House Appropriations Starts Moving FY18 Bills

June 16, 2017

The House Appropriations Committee this week approved the first of the fiscal 2018 appropriations bills, despite the failure of the House to tell the committee how much money they will be able to spend.

On June 15, the committee approved a draft bill providing $184.8 billion in new budget authority for the Department of Veterans Affairs and for the military construction activities of the Defense Department. $96.0 billion of that money is “mandatory” spending and must be provided lest the federal government be opened up to (successful) lawsuits, so that money is exempt from budget caps. Another $638 million is designated as “overseas contingency operations” money (a work-around of the spending ceilings that was originally for the wars in Afghanistan and Iraq but which has morphed into an overall Pentagon budget supplement) and is also not subject to budget caps.

The remaining $88.2 billion is “discretionary” spending subject to the annual spending caps in the Budget Control Act. About $10.6 billion of that is subject to the annual cap on defense spending and the remaining $77.7 billion is subject to the cap on non-defense spending.

The Appropriations Committee also adopted a report allocating the $88.2 billion in discretionary budget authority to the subcommittee that produced the bill. The report said “Given at this time there is no fiscal year 2018 concurrent resolution on the budget, the Committee, in developing this interim allocation, has been guided by the current law defense and nondefense totals pursuant to the Budget Control Act of 2011 which are enforced through sequestration.”

Presumably, Appropriations chairman Rodney Frelinghuysen (R-NJ) has already given each subcommittee a budget total, but the public won’t know what these totals are until each bill is unveiled (unless the House actually passes a budget resolution or takes other action to give Appropriations a formal total to subdivide). But using the BCA cap levels, the panel’s adoption of the MilCon/VA bill leaves $437.2 billion left over for the rest of the non-defense budget. In 2017, the Transportation-HUD bill used up about $57.4 billion of the non-defense discretionary total, so under a budget freeze, T-HUD would need about 13 percent of the remaining non-defense dollars.

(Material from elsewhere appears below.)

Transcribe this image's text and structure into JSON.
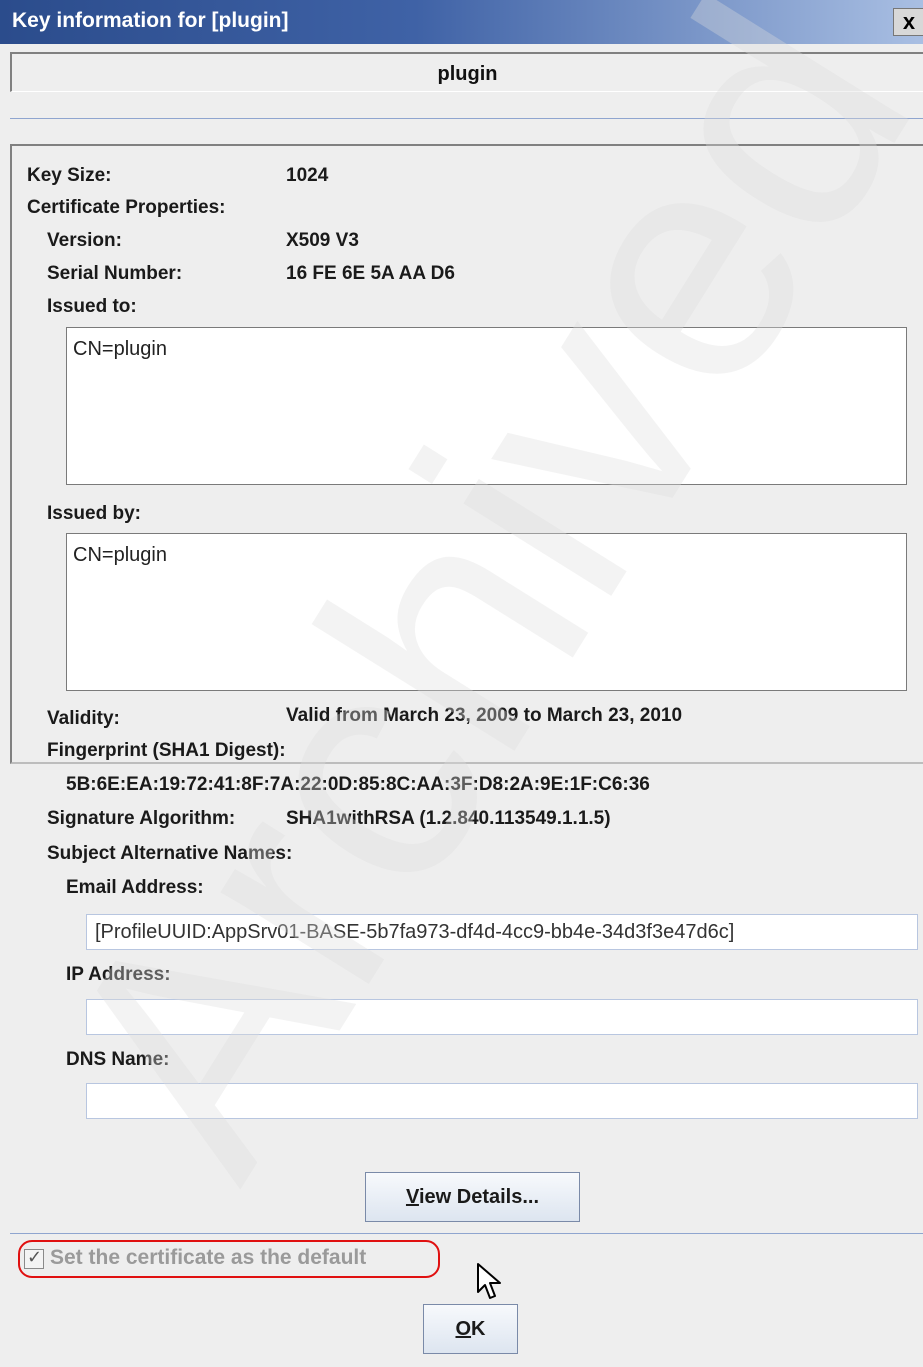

It is hard to draw grand conclusions based on one bill, but the President’s FY18 budget request for discretionary programs had three main components: 1. Significantly cut back on use of the OCO loophole. 2. Increase regular defense spending. 3. Decrease non-defense spending to compensate. The budget also called for a new law adjusting the spending caps consistent with points 2 and 3.

The MilCon/VA bill does increase spending for defense activities from $7.7 billion in 2017 to $9.6 billion in 2018.